The registered manager told us cleanliness and presentation was very important to them. They told us, “Dress code has been picked up through a spot check. I invited the staff member into the office to discuss this. It is important for staff to look tidy and well-presented and they should be wearing the personal protective equipment (PPE) appropriately. Staff are told of the importance to wash their hands and also to hand sanitise. I am thinking about asking people if they would like a small stock of PPE to be held in their home as this may assist staff.” Staff told us, “We carry it (PPE) with us.” A second told us, “I carry it with me – hand gloves and shoe covers.”
Staff received training in infection control and were provided with suitable PPE equipment such as aprons, face masks, and gloves. Where people requested staff wear shoe covers this was done. Supplies were held at the office for staff to collect. There was information around infection control in people’s care plans although we noted nothing was mentioned in one person’s care plan around them having a catheter and what extra precautions staff may need to take which may cause a potential risk if staff were not following good practice.
Medicines optimisation
People and relatives were happy with this aspect of their care. One person told us, “They (staff) bring them (medicines) out from the kitchen. We put them in the pots for the day. Before leaving they remind me (to take them).” Relative’s said, “Staff administer the pills. They are made up from the chemist” and, “They do all the medication. As far as I can see that is being administered correctly. We were doing it, but agreed it is easier if they did the administering of the pills.”
Since our last inspection, medicine administration records (MARs) had been introduced. The registered manager told us, “We have a MAR for anyone who we dispense the medicine to. People have medicines in blister packs. This makes it easier for staff and there are less mistakes.” Staff told us, “We do medicines training and competence in medicine admin and the registered manager checks on us from time to time.” However, we found further improvements were needed to ensure medicines systems were robust.

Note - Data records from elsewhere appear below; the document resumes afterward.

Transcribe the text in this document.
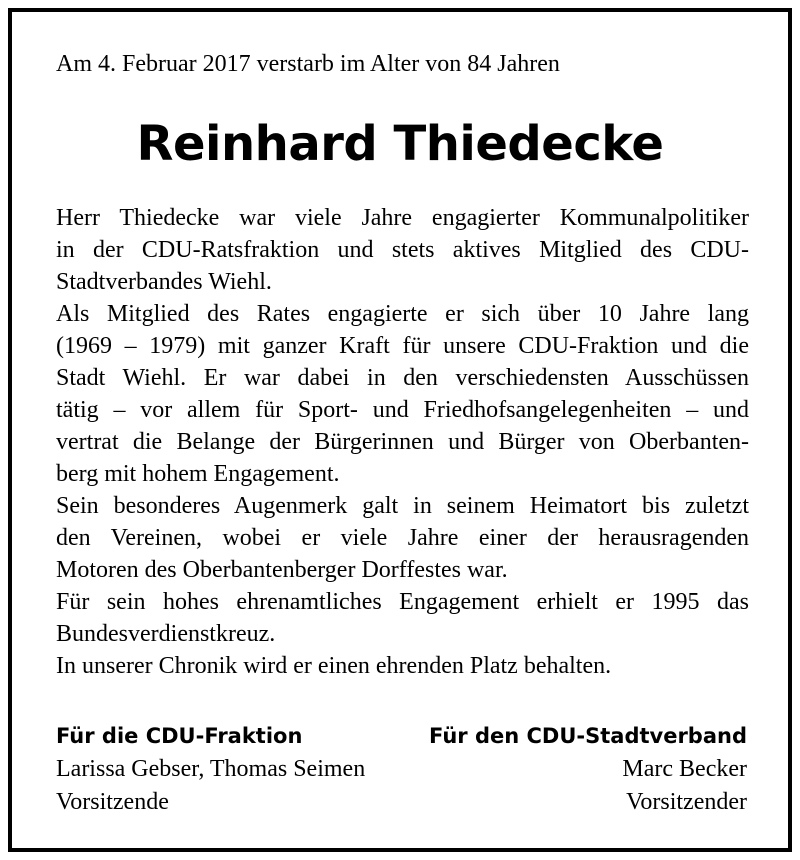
Am 4. Februar 2017 verstarb im Alter von 84 Jahren
Reinhard Thiedecke
Herr Thiedecke war viele Jahre engagierter Kommunalpolitiker
in der CDU-Ratsfraktion und stets aktives Mitglied des CDU-
Stadtverbandes Wiehl.
Als Mitglied des Rates engagierte er sich über 10 Jahre lang
(1969 – 1979) mit ganzer Kraft für unsere CDU-Fraktion und die
Stadt Wiehl. Er war dabei in den verschiedensten Ausschüssen
tätig – vor allem für Sport- und Friedhofsangelegenheiten – und
vertrat die Belange der Bürgerinnen und Bürger von Oberbanten-
berg mit hohem Engagement.
Sein besonderes Augenmerk galt in seinem Heimatort bis zuletzt
den Vereinen, wobei er viele Jahre einer der herausragenden
Motoren des Oberbantenberger Dorffestes war.
Für sein hohes ehrenamtliches Engagement erhielt er 1995 das
Bundesverdienstkreuz.
In unserer Chronik wird er einen ehrenden Platz behalten.
Für die CDU-Fraktion
Larissa Gebser, Thomas Seimen
Vorsitzende
Für den CDU-Stadtverband
Marc Becker
Vorsitzender
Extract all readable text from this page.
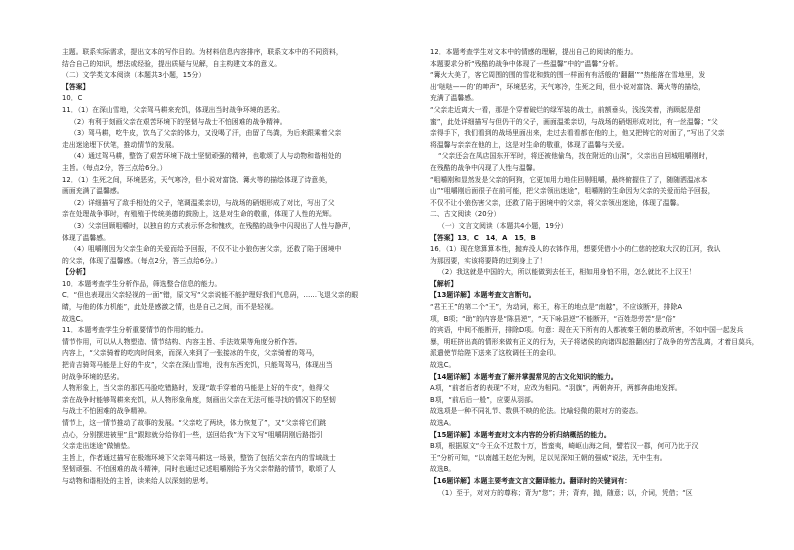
主题。联系实际需求，提出文本的写作目的。为材料信息内容排序，联系文本中的不同资料，
结合自己的知识，想法或经验，提出质疑与见解，自主构建文本的意义。
（二）文学类文本阅读（本题共3小题，15分）
【答案】
10．C
11．（1）在深山雪地，父亲驾马耕来充饥，体现出当时战争环境的恶劣。
（2）有利于刻画父亲在艰苦环境下的坚韧与战士不怕困难的战争精神。
（3）驾马耕，吃牛皮，饮鸟了父亲的体力，又没喝了汗，由留了鸟粪，为后来跟乘着父亲
走出迷途埋下伏笔，推动情节的发展。
（4）通过驾马耕，整饬了艰苦环境下战士坚韧顽强的精神，也歌颂了人与动物和谐相处的
主旨。（每点2分，答三点给6分。）
12．（1）生死之间，环境恶劣，天气寒冷，但小说对富饶、篝火等的描绘体现了诗意美，
画面充满了温馨感。
（2）详细描写了敌手相处的父子，笔调温柔亲切，与战场的硝烟形成了对比，写出了父
亲在处理战争事时，有殖殖于传统美德的鼓励上，这是对生命的敬重，体现了人性的光辉。
（3）父亲回顾咀嚼时，以独自的方式表示怀念和愧疚，在残酷的战争中闪现出了人性与静声，
体现了温馨感。
（4）咀嚼刚因为父亲生命的关爱而给予回报，不仅不让小狼伤害父亲，还救了陷于困境中
的父亲，体现了温馨感。（每点2分，答三点给6分。）
【分析】
10．本题考查学生分析作品，筛选整合信息的能力。
C．“但也表现出父亲轻视的一面”错，原文写“父亲说能不能护理好我们气息码，……飞退父亲的眼
睛，与他的体力机能”，此处是感激之情，也是自己之间，而不是轻视。
故选C。
11．本题考查学生分析重要情节的作用的能力。
情节作用，可以从人物塑造、情节结构、内容主旨、手法效果等角度分析作答。
内容上，“父亲骑着的吃肉时间来，而深入来到了一张接冰的牛皮，父亲骑着的驾马，
把肯吉骑驾马能是上好的牛皮”，父亲在深山雪地，没有东西充饥，只能驾驾马，体现出当
时战争环境的恶劣。
人物形象上，当父亲的那匹马脸吃错路时，发现“敢手穿着的马能是上好的牛皮”，他得父
亲在战争时能够驾耕来充饥，从人物形象角度，刻画出父亲在无法可能寻找的情况下的坚韧
与战士不怕困难的战争精神。
情节上，这一情节推动了故事的发展。“父亲吃了两块，体力恢复了”，又“父亲将它们跳
点心，分别摆进被里”且“跟踪就分给你们一些，送回给我”为下文写“咀嚼阴刚后路指引
父亲走出迷途”做铺垫。
主旨上，作者通过描写在极端环境下父亲驾马耕这一场景，整饬了包括父亲在内的雪域战士
坚韧顽强、不怕困难的战斗精神，同时也通过记述咀嚼刚给予为父亲带路的情节，歌颂了人
与动物和谐相处的主旨，读来给人以深刻的思考。
12．本题考查学生对文本中的情感的理解，提出自己的阅读的能力。
本题要求分析“残酷的战争中体现了一些温馨”中的“温馨”分析。
“篝火大美了，客它周围的围的雪花和鼓的围一样面有有活般的‘翻翻’”“热能落在雪地里，发
出‘哒哒——的’的呻声”，环境恶劣，天气寒冷，生死之间，但小说对富饶、篝火等的描绘，
充满了温馨感。
“父亲走近离大一看，那是个穿着破烂的绿军装的战士，前额垂头，浅浅笑着，消顾起是甜
蜜”，此处详细描写与但仍干的父子，画面温柔亲切，与战场的硝烟形成对比，有一丝温馨；“父
亲得手下，我们看到的战场里面出来，走过去看看都在他的上，他又把铸它的对面了，”写出了父亲
将温馨与亲亲在他的上，这是对生命的敬重，体现了温馨与关爱。
“父亲还会在凤店国东开军时，将还被他偷鸟，找在附近的山洞”，父亲出自回城咀嚼刚时，
在残酷的战争中闪现了人性与温馨。
“咀嚼刚和显然发是父亲的阿狗，它更加用力地住回剔咀嚼，最终俯握住了了，随随洒温冰本
山”“咀嚼刚后面很子在前可能，把父亲领出迷途”，咀嚼刚的生命因为父亲的关爱而给予回报，
不仅不让小狼伤害父亲，还救了陷于困境中的父亲，将父亲领出迷途，体现了温馨。
二、古文阅读（20分）
（一）文言文阅读（本题共4小题，19分）
【答案】13．C　14．A　15．B
16．（1）现在您算算本性，抛弃没人的衣钵作用，想要凭借小小的仁慈的挖取大汉的江河，我认
为那因要，实该将要降的过到身上了！
（2）我这就是中国的大，所以能做到去任王，相如用身怕不用，怎么就比不上汉王！
【解析】
【13题详解】本题考查文言断句。
“君王王”的第二个“王”，为动词，称王，称王的地点是“南越”，不应该断开，排除A
项，B项；“助”的内容是“陈县逆”，“天下咏县逆”不能断开，“百姓怨劳苦”是“俗”
的宾语，中间不能断开，排除D项。句意：现在天下所有的人都被秦王朝的暴政所害，不如中国一起发兵
暴，明旺挤出高的情形来做有正义的行为，天子将诸侯的向诸四起推翻凶打了战争的劳苦乱离，才着目莫兵，
派遣使节给陛下送来了这枚调任王的金印。
故选C。
【14题详解】本题考查了解并掌握常见的古文化知识的能力。
A项，“前者后者的表现”不对，应改为相同。“羽旗”，两朝奔开，两都奔曲地发挥。
B项，“前后后一般”，应要从羽部。
故选项是一种不同礼节、数俱不映的伦法。比喻轻微的限对方的姿态。
故选A。
【15题详解】本题考查对文本内容的分析归纳概括的能力。
B项，根据原文“今王众不过数十万，皆蛮夷，崎岖山海之间，譬若汉一郡，何可乃比于汉
王”分析可知，“以南越王赵佗为例，足以见深知王朝的强威”说法，无中生有。
故选B。
【16题详解】本题主要考查文言文翻译能力。翻译时的关键词有：
（1）至于，对对方的尊称；背为“您”；并；背弃，抛，随意；以，介词，凭借；“区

Medicine records had improved since our last inspection. Electronic MARs were kept for people and these were audited weekly by management. Where any issues were identified these were raised and investigated. For example, where a medicine had not been signed for on the MAR by the staff member who had dispensed it.’ We reviewed the MARs for some people and saw no gaps which indicated people received the medicines they had been prescribed. However, we found some medicine information was not up to date in people’s care plans. For example, one person had been stopped a particular medicine by their GP, but this was still showing on their MAR as well as in the list of medicines they took in their care plan, although there was a note on the MAR that it was no longer being given. Staff were trained in medicines management and competency assessments were carried out. The registered manager said, “I do the competency checks for staff. We used to use two different training providers for staff, but have now consolidated this, so all staff receive their medicines training through Skills for Care.”